It’s early-mid June, which means the Electronic Entertainment Expo, the perennially-at-a-crossroads, very-important-and-yet-somehow-not-important-at-all videogames showcase, is returning. As has been the case for the past few years, the press conference proceedings that mark the largest news-drivers of the event begin today, with Microsoft and Bethesda Softworks holding conferences today and Sony, Nintendo, and everyone else following suit in the days after.
My prediction: this is going to be a weird one.
Here’s what I know not to expect: any new hardware, from anyone. The Nintendo Switch is only a year old, and with Sony and Microsoft’s recent forays into high-end revisions of their consoles, there likely won’t be any exciting new wrinkles in the hardware scene. Eventually, it seems likely we will reach a new console generation, despite both Sony and Microsoft expressing interest in a more iterative model. Eventually, there probably will be a PlayStation 5 and an Xbox… uh, Two? But it seems highly unlikely that it’ll be this year.
So what will we get? Games, games, games. More than any recent E3, this one seems poised to focus primarily on major, big-budget console releases for what might be the rest of the current generation. With no anchoring hardware announcements, focus is going to be strongly placed on first-party offerings and what they have to differentiate themselves from their competition.
We have some ideas what those offerings are. Sony has been fairly clear about a large segment of their upcoming showcase selection, which will include lukewarm-looking zombie game Days Gone as well as experimental creation tool Dreams and dark adventure The Last of Us Part Two.

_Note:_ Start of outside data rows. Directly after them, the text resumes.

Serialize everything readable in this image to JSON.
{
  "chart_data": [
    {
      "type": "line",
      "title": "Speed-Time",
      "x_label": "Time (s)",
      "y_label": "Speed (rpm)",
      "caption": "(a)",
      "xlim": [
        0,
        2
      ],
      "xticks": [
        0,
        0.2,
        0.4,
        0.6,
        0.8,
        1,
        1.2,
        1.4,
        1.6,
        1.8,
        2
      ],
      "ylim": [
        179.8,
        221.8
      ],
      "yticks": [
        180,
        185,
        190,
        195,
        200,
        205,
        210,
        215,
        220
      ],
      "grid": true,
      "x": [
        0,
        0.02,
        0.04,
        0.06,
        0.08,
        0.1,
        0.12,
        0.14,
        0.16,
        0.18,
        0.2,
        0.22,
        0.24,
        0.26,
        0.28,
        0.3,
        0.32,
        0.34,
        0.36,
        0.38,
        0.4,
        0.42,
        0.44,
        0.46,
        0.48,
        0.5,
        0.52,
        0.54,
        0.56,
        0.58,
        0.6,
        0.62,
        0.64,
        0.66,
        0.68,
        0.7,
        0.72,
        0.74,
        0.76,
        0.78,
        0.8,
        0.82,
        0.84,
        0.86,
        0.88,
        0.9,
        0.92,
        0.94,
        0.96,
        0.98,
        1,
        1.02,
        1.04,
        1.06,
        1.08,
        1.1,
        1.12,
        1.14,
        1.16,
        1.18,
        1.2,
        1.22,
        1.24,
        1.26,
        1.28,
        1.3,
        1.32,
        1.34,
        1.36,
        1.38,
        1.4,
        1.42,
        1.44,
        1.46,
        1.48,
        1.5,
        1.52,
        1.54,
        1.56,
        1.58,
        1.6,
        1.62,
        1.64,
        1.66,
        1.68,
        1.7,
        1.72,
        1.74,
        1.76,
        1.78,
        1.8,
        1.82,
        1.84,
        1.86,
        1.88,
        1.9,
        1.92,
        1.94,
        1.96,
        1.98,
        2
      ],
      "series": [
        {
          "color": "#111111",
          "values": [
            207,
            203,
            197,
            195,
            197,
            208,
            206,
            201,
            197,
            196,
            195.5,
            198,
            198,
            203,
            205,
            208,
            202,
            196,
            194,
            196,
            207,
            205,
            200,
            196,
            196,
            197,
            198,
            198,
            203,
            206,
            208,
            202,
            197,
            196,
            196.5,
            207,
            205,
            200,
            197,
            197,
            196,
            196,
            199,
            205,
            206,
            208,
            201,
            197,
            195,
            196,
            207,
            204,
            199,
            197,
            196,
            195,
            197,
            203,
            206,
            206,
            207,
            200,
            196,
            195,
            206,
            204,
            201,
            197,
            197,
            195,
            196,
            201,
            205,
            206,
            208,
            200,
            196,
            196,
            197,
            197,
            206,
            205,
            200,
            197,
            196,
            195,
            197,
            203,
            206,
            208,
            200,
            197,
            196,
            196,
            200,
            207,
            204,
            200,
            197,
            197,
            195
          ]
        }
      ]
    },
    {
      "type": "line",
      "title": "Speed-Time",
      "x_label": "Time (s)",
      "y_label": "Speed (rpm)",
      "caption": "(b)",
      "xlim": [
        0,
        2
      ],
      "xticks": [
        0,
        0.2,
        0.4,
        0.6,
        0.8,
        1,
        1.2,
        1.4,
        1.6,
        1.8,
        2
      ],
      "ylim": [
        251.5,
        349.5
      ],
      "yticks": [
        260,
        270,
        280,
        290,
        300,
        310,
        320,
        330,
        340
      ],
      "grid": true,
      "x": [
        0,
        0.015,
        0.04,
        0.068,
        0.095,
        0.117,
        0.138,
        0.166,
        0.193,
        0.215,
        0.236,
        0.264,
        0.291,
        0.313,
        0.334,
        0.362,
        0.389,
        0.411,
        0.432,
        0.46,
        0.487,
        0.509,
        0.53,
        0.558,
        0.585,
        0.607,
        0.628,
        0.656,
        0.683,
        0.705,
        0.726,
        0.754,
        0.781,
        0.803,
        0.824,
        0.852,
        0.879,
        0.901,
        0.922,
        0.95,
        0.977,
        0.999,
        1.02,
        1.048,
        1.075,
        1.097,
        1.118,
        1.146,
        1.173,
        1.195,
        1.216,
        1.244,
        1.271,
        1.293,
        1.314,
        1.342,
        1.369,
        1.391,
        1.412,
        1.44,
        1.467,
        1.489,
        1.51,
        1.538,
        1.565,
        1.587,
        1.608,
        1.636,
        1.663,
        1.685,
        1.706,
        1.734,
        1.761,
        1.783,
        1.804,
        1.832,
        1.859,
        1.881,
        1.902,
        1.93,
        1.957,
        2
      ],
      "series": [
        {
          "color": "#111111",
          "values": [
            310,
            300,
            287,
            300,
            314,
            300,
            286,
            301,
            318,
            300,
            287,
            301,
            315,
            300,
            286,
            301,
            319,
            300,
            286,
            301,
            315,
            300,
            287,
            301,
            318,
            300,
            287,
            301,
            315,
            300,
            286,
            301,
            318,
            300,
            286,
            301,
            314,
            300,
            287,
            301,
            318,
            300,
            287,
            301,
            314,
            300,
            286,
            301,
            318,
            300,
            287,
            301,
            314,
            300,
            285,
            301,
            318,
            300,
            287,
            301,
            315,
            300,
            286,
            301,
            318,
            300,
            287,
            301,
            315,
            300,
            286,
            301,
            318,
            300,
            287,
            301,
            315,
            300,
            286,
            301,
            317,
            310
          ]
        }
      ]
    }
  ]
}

Microsoft and Nintendo’s prospects are a bit more opaque, though. Microsoft has struggled for the past couple of years with maintaining a library of first-party exclusives that fans find interesting. Should we be expecting another Gears of War sequel? The long-awaited debut of Halo 6, after the previous game was, to many, a vast disappointment? It’s possible that we’ll see more in Microsoft’s ongoing effort to integrate Xbox and the PC, turning their Windows and Xbox brands into extensions of one another. We might even get a Halo game on the PC, if we’re really lucky.
And Nintendo? Well, we know they’re working on a new Pokemon. And there’s going to be a Super Smash Bros. game for the Switch. But what else? The company’s biggest franchises had mainline releases last year, leaving the potential stable of games uncertain. Will we see more details about Metroid Prime 4? Probably, but don’t expect it until 2019 at the earliest. Some sort of wacky Mario tie-in? Seems likely. But with Nintendo’s online service, slated for Fall 2018, still a cipher, it’s hard to say what shape the Switch’s offerings are going to take going forward.
But no matter what happens, here’s what not to expect: anything epochal, or generation shifting. Some E3s make gaming history; others just come and go, with some neat announcements and maybe some good memes. My guess is this is going to be the latter.